Pourtant, rien ne présageait cet engouement. Pour la première fois en vingt ans, je ne trépignais pas d'impatience, un peu déconcerté par le single fer de lance. Je ressentais, en fait, une grosse indifférence face à cette sortie. A près de trente ans, je pensais devenir raisonnable et ne plus passer mes nuits à écouter des chansonnettes. Comme le dirait Julien C., je "dépassionnais la relation" !
Mais mardi mes certitudes volèrent en éclats. Vers six heures, avant de partir gagner mon pain, je découvris la couverture de "Têtu" et, déjà, je sentais que ma motivation de travail frôlerait le niveau zéro mais je partais quand même, convaincu de ne pas céder aux fuites d'Internet qui permettait de lire l'interview et de découvrir les photos. Seulement, à peine juché sur mon fauteuil de ministre, je fonçais sur un forum et dévorais les confidences de ma soi-disant ancienne idole. Et la magie opérait.

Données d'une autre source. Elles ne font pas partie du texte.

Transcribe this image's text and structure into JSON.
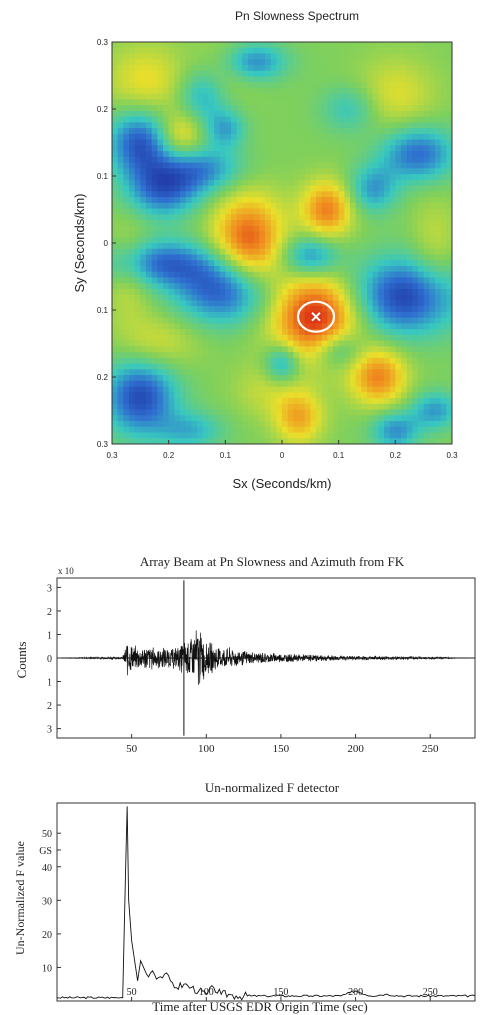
{
  "chart_data": [
    {
      "type": "heatmap",
      "title": "Pn Slowness Spectrum",
      "xlabel": "Sx (Seconds/km)",
      "ylabel": "Sy (Seconds/km)",
      "xlim": [
        -0.3,
        0.3
      ],
      "ylim": [
        -0.3,
        0.3
      ],
      "x_ticks": [
        "0.3",
        "0.2",
        "0.1",
        "0",
        "0.1",
        "0.2",
        "0.3"
      ],
      "y_ticks": [
        "0.3",
        "0.2",
        "0.1",
        "0",
        "0.1",
        "0.2",
        "0.3"
      ],
      "colormap": [
        "#1e2e9e",
        "#2f6fd0",
        "#38c8c0",
        "#7fd05c",
        "#eadf2a",
        "#f08a1f",
        "#d81e12"
      ],
      "peak": {
        "sx": 0.06,
        "sy": -0.11,
        "marker": "x"
      },
      "blobs": [
        {
          "sx": 0.06,
          "sy": -0.11,
          "v": 1.0,
          "rx": 0.055,
          "ry": 0.045
        },
        {
          "sx": -0.06,
          "sy": 0.0,
          "v": 0.85,
          "rx": 0.045,
          "ry": 0.05
        },
        {
          "sx": 0.08,
          "sy": 0.05,
          "v": 0.7,
          "rx": 0.032,
          "ry": 0.03
        },
        {
          "sx": 0.17,
          "sy": -0.2,
          "v": 0.68,
          "rx": 0.035,
          "ry": 0.03
        },
        {
          "sx": 0.03,
          "sy": -0.26,
          "v": 0.55,
          "rx": 0.03,
          "ry": 0.028
        },
        {
          "sx": -0.18,
          "sy": 0.16,
          "v": 0.45,
          "rx": 0.03,
          "ry": 0.025
        },
        {
          "sx": -0.24,
          "sy": 0.24,
          "v": 0.35,
          "rx": 0.05,
          "ry": 0.04
        },
        {
          "sx": 0.2,
          "sy": 0.22,
          "v": 0.3,
          "rx": 0.05,
          "ry": 0.04
        },
        {
          "sx": -0.27,
          "sy": -0.04,
          "v": 0.3,
          "rx": 0.03,
          "ry": 0.05
        },
        {
          "sx": 0.27,
          "sy": -0.02,
          "v": 0.25,
          "rx": 0.03,
          "ry": 0.06
        },
        {
          "sx": -0.22,
          "sy": -0.15,
          "v": 0.28,
          "rx": 0.05,
          "ry": 0.03
        },
        {
          "sx": 0.24,
          "sy": 0.12,
          "v": 0.22,
          "rx": 0.04,
          "ry": 0.03
        },
        {
          "sx": -0.03,
          "sy": -0.22,
          "v": 0.2,
          "rx": 0.04,
          "ry": 0.03
        },
        {
          "sx": -0.1,
          "sy": 0.26,
          "v": 0.2,
          "rx": 0.04,
          "ry": 0.03
        },
        {
          "sx": -0.1,
          "sy": -0.07,
          "v": -0.85,
          "rx": 0.06,
          "ry": 0.035
        },
        {
          "sx": -0.22,
          "sy": -0.03,
          "v": -0.7,
          "rx": 0.07,
          "ry": 0.025
        },
        {
          "sx": 0.22,
          "sy": -0.08,
          "v": -0.9,
          "rx": 0.07,
          "ry": 0.04
        },
        {
          "sx": -0.25,
          "sy": -0.23,
          "v": -0.85,
          "rx": 0.045,
          "ry": 0.04
        },
        {
          "sx": -0.21,
          "sy": 0.08,
          "v": -0.7,
          "rx": 0.045,
          "ry": 0.03
        },
        {
          "sx": -0.25,
          "sy": 0.15,
          "v": -0.8,
          "rx": 0.04,
          "ry": 0.035
        },
        {
          "sx": 0.24,
          "sy": 0.13,
          "v": -0.9,
          "rx": 0.045,
          "ry": 0.03
        },
        {
          "sx": -0.14,
          "sy": 0.11,
          "v": -0.55,
          "rx": 0.05,
          "ry": 0.025
        },
        {
          "sx": 0.05,
          "sy": -0.02,
          "v": -0.6,
          "rx": 0.035,
          "ry": 0.022
        },
        {
          "sx": 0.0,
          "sy": -0.18,
          "v": -0.55,
          "rx": 0.022,
          "ry": 0.02
        },
        {
          "sx": 0.2,
          "sy": -0.28,
          "v": -0.55,
          "rx": 0.03,
          "ry": 0.02
        },
        {
          "sx": -0.05,
          "sy": 0.27,
          "v": -0.6,
          "rx": 0.04,
          "ry": 0.02
        },
        {
          "sx": -0.14,
          "sy": 0.22,
          "v": -0.45,
          "rx": 0.03,
          "ry": 0.03
        },
        {
          "sx": 0.16,
          "sy": 0.08,
          "v": -0.5,
          "rx": 0.03,
          "ry": 0.025
        },
        {
          "sx": 0.1,
          "sy": -0.16,
          "v": -0.45,
          "rx": 0.03,
          "ry": 0.02
        },
        {
          "sx": -0.1,
          "sy": 0.17,
          "v": -0.45,
          "rx": 0.025,
          "ry": 0.02
        },
        {
          "sx": 0.12,
          "sy": 0.2,
          "v": -0.35,
          "rx": 0.035,
          "ry": 0.025
        },
        {
          "sx": 0.27,
          "sy": -0.25,
          "v": -0.5,
          "rx": 0.03,
          "ry": 0.02
        },
        {
          "sx": -0.16,
          "sy": -0.28,
          "v": -0.4,
          "rx": 0.04,
          "ry": 0.02
        }
      ]
    },
    {
      "type": "line",
      "title": "Array Beam at Pn Slowness and Azimuth from FK",
      "xlabel": "",
      "ylabel": "Counts",
      "y_exponent": "x 10",
      "xlim": [
        0,
        280
      ],
      "ylim": [
        -3.4,
        3.4
      ],
      "x_ticks": [
        50,
        100,
        150,
        200,
        250
      ],
      "y_ticks": [
        "3",
        "2",
        "1",
        "0",
        "1",
        "2",
        "3"
      ],
      "envelope": [
        {
          "x": 0,
          "amp": 0.0
        },
        {
          "x": 30,
          "amp": 0.05
        },
        {
          "x": 44,
          "amp": 0.05
        },
        {
          "x": 47,
          "amp": 0.9
        },
        {
          "x": 52,
          "amp": 0.55
        },
        {
          "x": 60,
          "amp": 0.6
        },
        {
          "x": 70,
          "amp": 0.5
        },
        {
          "x": 80,
          "amp": 0.5
        },
        {
          "x": 86,
          "amp": 0.85
        },
        {
          "x": 90,
          "amp": 1.1
        },
        {
          "x": 94,
          "amp": 1.6
        },
        {
          "x": 100,
          "amp": 0.8
        },
        {
          "x": 110,
          "amp": 0.55
        },
        {
          "x": 130,
          "amp": 0.3
        },
        {
          "x": 160,
          "amp": 0.18
        },
        {
          "x": 200,
          "amp": 0.1
        },
        {
          "x": 240,
          "amp": 0.06
        },
        {
          "x": 260,
          "amp": 0.04
        },
        {
          "x": 270,
          "amp": 0.0
        }
      ],
      "spike": {
        "x": 85,
        "ymin": -3.3,
        "ymax": 3.3
      }
    },
    {
      "type": "line",
      "title": "Un-normalized F detector",
      "xlabel": "Time after USGS EDR Origin Time (sec)",
      "ylabel": "Un-Normalized F value",
      "xlim": [
        0,
        280
      ],
      "ylim": [
        0,
        59
      ],
      "x_ticks": [
        50,
        100,
        150,
        200,
        250
      ],
      "y_ticks": [
        10,
        20,
        30,
        40,
        45,
        50
      ],
      "y_tick_labels": [
        "10",
        "20",
        "30",
        "40",
        "GS",
        "50"
      ],
      "x": [
        0,
        40,
        44,
        46,
        47,
        48,
        50,
        52,
        54,
        56,
        58,
        60,
        64,
        68,
        72,
        76,
        80,
        85,
        90,
        95,
        100,
        105,
        110,
        115,
        120,
        130,
        140,
        150,
        160,
        170,
        180,
        190,
        200,
        210,
        220,
        230,
        240,
        260,
        280
      ],
      "y": [
        1,
        1,
        1,
        40,
        58,
        30,
        18,
        12,
        6,
        12,
        10,
        8,
        9,
        7,
        8,
        6,
        4,
        5,
        4,
        3,
        2,
        4,
        2,
        2,
        1.5,
        1.5,
        1.5,
        1.5,
        1.5,
        1.5,
        1.5,
        1.5,
        3,
        1.5,
        2,
        1.5,
        1.5,
        1.5,
        1.5
      ]
    }
  ]
}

Vers onze heures, un mail m'avertissait que l'intégralité de la pochette de l'album circulait sur le net. deuxième choc de la journée. Tout ça dans l'indifférence de mes collègues, qui ignoraient que je bouillais de ne pas pouvoir soûler mon entourage en criant au génie absolu ! Heureusement que je déjeunais avec Stéphane pour comparer nos impressions !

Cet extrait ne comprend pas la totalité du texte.